The chrome and green. The haze and metal. There's something to this film that feels bigger than life, bigger than me, bigger than all of us. It feels like all my favorite songs became a soundtrack, and I had been seeing this movie in my head for years. It was a bit surreal, truth be told. I felt like I had stepped into my own head, in a long-forgotten corner, and it now had an aesthetic. It's just... it's glorious. I love it.
And that ending. Oh my goodness. It still wasn't as dark as the real Arthurian tales. Lancelot gets there! Him missing the battle is turned from a critical misunderstanding of Arthurian lore to a doubling down on theme: Lancelot couldn't have stopped it, watch as he dies like the greatest badass of all time. Arthur taking the spear so he can kill Mordred had me cheering. They are both the land, in the end, are they not? Arthur and his misbegotten piece of shit of a son. I felt that. I looked at Mordred and saw far more of me in him than I should admit, but it's my blog and I can go as dark as I want, and you can choose to stop reading! I saw myself in that little shit and felt Excalibur go into him. I don't have nearly enough self-worth to connect that with Arthur, but I knew why he did it. He knew the land was doomed, and therefore he was as well.
But.
And this is what people miss.
There is mercy, at the end. Arthur is whisked away. He is not allowed to die, not fully. He is the land, and he is allowed to rest. What people do not understand is that, at the end, it should all burn. The assumption that the good will outlast the evil is a defiling of a great Christian truth: good and evil will go before Sister Death's scythe, but there is the great intervention. Mercy will fall down, get into the cracks, and He will save what desires to be saved. In the wreckage Arthur is pulled from, and is taken to the the lake. We are given the calm assurance that, at the end of the horrifying series of existential losses and betrayals that will cut us into ribbons, there is something quiet. Peaceful. Waiting for us all. Even that asshole Mordred, although he doesn't want it. At the end, when the inevitable collapse into a shower of sparks ends everything.. there is Silence.

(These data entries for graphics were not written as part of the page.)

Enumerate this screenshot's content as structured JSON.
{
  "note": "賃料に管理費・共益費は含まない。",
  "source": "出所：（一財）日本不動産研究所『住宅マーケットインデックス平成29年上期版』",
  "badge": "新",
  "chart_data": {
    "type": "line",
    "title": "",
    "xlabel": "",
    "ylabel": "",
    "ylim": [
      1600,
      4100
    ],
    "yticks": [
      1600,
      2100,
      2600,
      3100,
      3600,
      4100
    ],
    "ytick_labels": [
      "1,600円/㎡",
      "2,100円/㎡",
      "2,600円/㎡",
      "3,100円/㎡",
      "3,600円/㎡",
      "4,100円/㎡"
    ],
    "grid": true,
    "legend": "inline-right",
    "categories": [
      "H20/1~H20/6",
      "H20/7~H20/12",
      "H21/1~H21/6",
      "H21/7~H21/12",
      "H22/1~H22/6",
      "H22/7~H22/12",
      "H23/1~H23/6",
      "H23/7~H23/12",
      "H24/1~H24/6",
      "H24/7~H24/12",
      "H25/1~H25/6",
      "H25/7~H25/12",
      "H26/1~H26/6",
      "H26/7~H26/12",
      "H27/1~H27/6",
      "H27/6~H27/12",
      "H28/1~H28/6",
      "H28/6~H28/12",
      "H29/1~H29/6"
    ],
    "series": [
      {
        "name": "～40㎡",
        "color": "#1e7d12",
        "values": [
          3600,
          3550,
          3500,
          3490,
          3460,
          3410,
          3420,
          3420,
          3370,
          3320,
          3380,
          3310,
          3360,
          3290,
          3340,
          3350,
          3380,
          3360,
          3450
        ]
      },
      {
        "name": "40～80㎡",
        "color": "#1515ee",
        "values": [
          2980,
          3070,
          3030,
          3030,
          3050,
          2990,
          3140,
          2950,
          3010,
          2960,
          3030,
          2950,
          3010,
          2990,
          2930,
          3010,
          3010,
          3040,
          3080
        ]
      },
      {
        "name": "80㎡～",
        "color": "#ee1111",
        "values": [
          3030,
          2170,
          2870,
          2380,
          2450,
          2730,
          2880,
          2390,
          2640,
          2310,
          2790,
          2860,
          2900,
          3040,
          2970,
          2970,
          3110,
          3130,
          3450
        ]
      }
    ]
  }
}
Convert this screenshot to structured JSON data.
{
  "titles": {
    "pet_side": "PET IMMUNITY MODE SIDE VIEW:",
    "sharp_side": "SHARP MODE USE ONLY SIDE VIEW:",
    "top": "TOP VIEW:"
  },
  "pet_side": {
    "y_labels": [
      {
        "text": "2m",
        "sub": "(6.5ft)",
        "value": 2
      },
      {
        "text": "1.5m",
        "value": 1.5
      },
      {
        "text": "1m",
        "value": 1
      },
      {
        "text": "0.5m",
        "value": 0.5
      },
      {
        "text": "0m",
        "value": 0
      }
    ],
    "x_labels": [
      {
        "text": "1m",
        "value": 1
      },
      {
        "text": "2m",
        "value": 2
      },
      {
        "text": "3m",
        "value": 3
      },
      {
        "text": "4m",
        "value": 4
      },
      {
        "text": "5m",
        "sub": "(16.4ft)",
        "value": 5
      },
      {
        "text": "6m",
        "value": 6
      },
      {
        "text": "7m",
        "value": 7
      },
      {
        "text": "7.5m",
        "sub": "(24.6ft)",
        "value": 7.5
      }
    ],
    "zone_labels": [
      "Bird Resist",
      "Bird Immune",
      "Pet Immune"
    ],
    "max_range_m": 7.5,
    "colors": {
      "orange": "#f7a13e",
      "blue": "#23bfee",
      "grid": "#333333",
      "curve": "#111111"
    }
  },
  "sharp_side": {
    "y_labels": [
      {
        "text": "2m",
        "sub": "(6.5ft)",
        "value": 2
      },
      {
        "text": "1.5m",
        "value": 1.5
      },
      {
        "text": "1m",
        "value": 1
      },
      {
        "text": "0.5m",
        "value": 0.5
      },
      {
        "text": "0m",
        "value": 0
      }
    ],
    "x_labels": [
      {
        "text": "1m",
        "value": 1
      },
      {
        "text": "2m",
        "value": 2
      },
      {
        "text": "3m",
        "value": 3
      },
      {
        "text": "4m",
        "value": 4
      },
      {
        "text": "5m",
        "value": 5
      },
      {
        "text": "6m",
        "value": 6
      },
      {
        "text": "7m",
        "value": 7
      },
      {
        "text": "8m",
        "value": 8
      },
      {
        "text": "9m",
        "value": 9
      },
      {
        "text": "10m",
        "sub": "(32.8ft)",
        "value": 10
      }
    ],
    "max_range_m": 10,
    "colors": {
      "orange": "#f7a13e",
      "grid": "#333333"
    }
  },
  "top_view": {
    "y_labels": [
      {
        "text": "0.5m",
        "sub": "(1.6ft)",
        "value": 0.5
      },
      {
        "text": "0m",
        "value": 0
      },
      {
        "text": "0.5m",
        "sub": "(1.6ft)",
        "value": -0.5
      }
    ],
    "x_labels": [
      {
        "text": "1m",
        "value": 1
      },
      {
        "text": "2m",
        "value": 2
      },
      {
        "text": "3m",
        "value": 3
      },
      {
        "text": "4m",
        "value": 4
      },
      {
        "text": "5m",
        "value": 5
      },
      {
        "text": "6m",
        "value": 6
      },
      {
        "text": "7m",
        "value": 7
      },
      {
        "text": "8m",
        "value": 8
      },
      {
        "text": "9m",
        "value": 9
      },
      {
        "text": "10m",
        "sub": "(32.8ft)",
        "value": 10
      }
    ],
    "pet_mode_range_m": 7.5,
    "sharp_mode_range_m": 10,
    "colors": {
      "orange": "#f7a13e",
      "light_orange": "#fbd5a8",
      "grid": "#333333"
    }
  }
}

And then the reason why the greatest of His names is Mercy will become apparent.
He does not condemn the good along with the evil, even as it all burns.
I do not launch myself into sparring sessions like I want to kill someone because I want death: I want what comes after.
Silence. Mercy.
Rest.
When I was younger? Sure, it verged on a suicidal need for an ending. Now, it's a soft ache to finally face the One Who does not measure like I do. Who sees the inevitable mistakes, breakings, and outright moments of bad faith as a sign of unspeakable tragedy. And Who will make it right.
Which I will not pretend I don't ache for.
If we do not meet again, I do not blame you. It is no easy road.